Each year, our national memory is gradually reinforced over the course of the year: the process begins with the minor fasts, spread over the year like warning signs, then intensifies with the “three weeks” starting on the 17th of Tammuz, culminating in the “nine days” and Tish’a Be-Av itself, representing the climax of our commemoration of the Destruction of the Temple. Our focus is on remembering the destruction; we cannot forget what took place, and our sense of loss gives rise to mourning and weeping. But we are not weeping over something with which we are personally familiar: we have never experienced the reality of the Temple in our lives; we cannot fully appreciate the significance of the loss and of the deficiency of our lives today.
Concerning the verses in Eikha, “My soul remembers them and is bowed down within me. This I recall to my mind – therefore I have hope” (3:20-21) the Meshekh Hokhma explains the importance of weeping over the destruction of the Temple despite our lack of acquaintance and familiarity. He explains the above words as representing three stages: remembrance, sadness, and hope. Ongoing weeping and sadness over something that is gone or broken and that can never be restored is foolish, for it has no purpose. Hence, there is no reason for it to last over time. But our mourning over the destruction of the Temple is not over something that is lost, but rather over something which we believe can and will be restored, repaired, rebuilt.

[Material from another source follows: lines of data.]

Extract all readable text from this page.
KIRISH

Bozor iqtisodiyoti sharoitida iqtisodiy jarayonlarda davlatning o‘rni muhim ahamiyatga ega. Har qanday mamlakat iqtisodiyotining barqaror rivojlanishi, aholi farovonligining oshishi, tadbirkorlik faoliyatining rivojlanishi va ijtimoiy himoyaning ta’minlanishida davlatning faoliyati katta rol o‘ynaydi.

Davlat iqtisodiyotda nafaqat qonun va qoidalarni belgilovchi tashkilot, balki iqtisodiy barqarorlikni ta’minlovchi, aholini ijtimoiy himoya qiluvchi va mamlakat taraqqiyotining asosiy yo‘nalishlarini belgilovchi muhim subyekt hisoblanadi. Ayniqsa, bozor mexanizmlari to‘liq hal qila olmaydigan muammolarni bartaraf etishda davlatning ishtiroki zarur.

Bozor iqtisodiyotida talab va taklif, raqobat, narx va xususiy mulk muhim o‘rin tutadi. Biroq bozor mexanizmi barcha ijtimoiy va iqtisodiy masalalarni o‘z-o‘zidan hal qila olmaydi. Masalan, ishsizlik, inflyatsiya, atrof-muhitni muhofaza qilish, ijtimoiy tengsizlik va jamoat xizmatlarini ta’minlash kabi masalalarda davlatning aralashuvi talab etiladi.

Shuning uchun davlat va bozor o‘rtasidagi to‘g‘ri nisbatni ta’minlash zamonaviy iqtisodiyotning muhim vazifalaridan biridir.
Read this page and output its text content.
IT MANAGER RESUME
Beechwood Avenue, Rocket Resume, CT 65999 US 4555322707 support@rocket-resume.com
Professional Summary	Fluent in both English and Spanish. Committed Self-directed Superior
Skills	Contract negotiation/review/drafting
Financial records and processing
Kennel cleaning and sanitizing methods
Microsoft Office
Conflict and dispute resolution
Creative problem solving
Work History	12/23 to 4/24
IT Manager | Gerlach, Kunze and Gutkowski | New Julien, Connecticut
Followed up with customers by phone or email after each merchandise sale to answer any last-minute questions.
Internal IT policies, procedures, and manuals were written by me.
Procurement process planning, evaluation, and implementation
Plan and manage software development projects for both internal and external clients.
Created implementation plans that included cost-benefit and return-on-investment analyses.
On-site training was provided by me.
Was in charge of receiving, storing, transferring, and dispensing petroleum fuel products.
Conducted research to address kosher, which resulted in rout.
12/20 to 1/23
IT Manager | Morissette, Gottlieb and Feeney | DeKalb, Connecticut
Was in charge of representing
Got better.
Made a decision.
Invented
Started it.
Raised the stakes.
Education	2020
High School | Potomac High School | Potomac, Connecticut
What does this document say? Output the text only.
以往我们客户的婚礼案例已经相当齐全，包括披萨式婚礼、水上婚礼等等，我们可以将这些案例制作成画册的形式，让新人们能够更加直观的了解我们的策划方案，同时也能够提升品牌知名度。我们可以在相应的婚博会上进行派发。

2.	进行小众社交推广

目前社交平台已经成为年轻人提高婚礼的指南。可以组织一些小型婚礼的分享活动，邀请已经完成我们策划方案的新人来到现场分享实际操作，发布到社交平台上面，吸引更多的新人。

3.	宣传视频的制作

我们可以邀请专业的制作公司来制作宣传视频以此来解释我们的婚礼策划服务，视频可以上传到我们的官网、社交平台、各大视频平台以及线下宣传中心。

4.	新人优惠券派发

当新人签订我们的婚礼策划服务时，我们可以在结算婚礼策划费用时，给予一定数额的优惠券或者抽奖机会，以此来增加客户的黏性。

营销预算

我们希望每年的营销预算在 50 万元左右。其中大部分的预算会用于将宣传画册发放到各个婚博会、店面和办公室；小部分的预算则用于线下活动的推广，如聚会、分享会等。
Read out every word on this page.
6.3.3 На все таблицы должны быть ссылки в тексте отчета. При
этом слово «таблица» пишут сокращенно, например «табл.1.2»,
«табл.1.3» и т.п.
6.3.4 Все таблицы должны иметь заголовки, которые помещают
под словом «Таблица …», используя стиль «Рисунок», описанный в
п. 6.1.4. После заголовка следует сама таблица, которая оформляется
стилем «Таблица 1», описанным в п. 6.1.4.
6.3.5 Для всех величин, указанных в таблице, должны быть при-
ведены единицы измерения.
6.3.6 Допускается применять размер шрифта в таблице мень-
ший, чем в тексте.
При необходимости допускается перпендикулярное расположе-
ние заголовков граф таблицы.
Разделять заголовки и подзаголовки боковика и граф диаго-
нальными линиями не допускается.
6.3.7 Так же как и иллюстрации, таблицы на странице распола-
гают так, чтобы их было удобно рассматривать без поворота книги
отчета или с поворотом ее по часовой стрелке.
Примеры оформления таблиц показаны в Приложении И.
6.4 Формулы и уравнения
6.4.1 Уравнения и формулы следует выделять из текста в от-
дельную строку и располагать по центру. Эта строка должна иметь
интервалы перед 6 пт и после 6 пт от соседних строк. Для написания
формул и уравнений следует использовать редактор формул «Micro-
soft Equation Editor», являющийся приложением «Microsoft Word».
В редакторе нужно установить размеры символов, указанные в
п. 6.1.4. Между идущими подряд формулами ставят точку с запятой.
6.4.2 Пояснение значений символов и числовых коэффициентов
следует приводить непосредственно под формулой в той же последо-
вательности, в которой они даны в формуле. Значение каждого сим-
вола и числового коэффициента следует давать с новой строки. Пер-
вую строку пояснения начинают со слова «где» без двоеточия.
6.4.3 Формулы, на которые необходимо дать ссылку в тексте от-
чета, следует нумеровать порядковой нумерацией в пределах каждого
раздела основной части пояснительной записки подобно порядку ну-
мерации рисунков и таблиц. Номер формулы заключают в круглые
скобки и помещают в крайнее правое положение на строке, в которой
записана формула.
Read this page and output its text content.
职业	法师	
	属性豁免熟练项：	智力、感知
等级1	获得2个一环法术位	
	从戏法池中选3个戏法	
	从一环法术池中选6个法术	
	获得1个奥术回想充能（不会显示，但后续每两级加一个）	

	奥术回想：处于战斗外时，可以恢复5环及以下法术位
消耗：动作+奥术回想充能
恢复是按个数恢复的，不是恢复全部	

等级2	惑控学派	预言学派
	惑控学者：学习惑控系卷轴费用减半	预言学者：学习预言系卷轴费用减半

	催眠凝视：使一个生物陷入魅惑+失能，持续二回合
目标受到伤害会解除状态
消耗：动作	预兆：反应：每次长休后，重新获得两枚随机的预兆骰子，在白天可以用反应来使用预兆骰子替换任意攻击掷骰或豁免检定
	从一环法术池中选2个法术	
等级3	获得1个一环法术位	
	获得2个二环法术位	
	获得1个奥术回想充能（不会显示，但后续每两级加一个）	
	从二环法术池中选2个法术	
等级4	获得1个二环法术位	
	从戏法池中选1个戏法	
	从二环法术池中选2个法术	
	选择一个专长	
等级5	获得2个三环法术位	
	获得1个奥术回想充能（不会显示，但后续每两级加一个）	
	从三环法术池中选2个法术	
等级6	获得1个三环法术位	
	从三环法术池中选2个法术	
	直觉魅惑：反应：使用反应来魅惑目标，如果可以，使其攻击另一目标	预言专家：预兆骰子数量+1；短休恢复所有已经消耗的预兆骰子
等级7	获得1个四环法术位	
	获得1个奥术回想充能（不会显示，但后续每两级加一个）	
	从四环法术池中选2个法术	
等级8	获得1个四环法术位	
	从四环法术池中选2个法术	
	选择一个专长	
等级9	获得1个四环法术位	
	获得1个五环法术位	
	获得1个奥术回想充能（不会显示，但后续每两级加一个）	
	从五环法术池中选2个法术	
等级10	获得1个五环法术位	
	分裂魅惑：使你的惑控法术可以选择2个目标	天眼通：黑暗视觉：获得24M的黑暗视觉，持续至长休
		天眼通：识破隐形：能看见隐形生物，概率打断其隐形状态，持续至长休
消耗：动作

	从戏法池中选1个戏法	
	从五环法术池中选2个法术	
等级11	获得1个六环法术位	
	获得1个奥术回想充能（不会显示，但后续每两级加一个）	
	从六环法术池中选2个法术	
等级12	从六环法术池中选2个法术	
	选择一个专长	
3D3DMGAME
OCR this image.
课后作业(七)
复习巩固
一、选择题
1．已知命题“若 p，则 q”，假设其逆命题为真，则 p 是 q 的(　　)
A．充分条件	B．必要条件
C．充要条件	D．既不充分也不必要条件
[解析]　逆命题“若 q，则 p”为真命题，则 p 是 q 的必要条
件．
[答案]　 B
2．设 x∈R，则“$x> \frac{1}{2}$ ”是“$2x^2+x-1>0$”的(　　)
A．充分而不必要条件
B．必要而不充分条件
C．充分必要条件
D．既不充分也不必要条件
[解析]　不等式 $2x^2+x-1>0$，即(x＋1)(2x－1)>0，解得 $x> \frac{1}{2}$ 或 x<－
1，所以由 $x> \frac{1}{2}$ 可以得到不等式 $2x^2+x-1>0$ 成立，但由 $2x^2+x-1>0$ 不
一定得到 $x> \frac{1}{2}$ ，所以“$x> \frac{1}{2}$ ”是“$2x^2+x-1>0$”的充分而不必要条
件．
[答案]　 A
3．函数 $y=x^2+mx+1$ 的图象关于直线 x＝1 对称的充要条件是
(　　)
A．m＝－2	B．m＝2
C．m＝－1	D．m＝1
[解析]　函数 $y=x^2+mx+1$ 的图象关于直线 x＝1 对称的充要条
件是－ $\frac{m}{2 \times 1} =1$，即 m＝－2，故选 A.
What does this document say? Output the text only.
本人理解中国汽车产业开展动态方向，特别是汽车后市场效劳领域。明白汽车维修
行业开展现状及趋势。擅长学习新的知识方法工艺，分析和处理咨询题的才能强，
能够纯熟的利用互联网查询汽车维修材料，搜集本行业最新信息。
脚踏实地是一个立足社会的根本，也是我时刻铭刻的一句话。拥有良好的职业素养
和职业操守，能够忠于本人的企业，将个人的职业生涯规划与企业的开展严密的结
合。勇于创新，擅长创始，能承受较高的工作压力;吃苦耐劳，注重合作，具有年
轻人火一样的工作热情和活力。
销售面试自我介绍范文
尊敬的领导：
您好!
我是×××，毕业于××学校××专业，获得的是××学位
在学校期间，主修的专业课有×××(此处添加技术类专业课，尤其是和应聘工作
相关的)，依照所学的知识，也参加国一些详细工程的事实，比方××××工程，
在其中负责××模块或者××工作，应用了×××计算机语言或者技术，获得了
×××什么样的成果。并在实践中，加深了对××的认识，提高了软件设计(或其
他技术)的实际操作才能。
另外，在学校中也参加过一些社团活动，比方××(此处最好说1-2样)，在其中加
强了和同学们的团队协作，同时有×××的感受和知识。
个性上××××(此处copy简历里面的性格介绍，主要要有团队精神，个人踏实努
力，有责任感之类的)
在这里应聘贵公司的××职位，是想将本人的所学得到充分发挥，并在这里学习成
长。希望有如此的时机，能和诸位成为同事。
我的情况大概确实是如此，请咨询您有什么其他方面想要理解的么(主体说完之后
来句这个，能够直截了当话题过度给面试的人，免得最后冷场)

The Sages connect the weeping and sadness with the repair, in their teaching: “Anyone who mourns over Jerusalem will merit to see her rejoicing.” In other words, it is specifically the mourning and sorrow that are the reason for the redemption and rebuilding of Jerusalem.
This is the inverse of conventional wisdom: usually, the loss is the reason for the weeping, while the weeping itself does not lead to anything. Here, the Meshekh Hokhma explains, the weeping itself continues to be the reason for the rebuilding of the Temple, since the weeping preserves hope. Weeping that continues and does not cease is nourished by the sense that there is something to cry and be sorry about. If we had the sense that the Temple is gone and will not return, then we would conclude that there is no point in crying and mourning that goes on year after year. The ongoing sense of loss that accompanies us and causes us pain and sorrow to this day – despite our lack of familiarity with the reality of a Temple – is itself what will lead to the new reality of a Temple.
All of this is derived by the Meshekh Hokhma from the above words. “(My soul) remembers” – this is the memory of the loss, leading to “and is bowed down within me” – the sorrow, pain, and weeping. But this itself becomes a reason: “This I recall to my mind”: if I pay attention to the purpose of the weeping, it will cause me to “have hope”: I will aspire to renew the previous situation.
If this year, too, we will have to continue mourning and weeping over the destruction of the Temple, let us do it with the recognition that we are weeping over something that is not forever lost, but which is, rather, destined to be reinstated, renewed. This renewal begins right here, in the very fact of our weeping and mourning.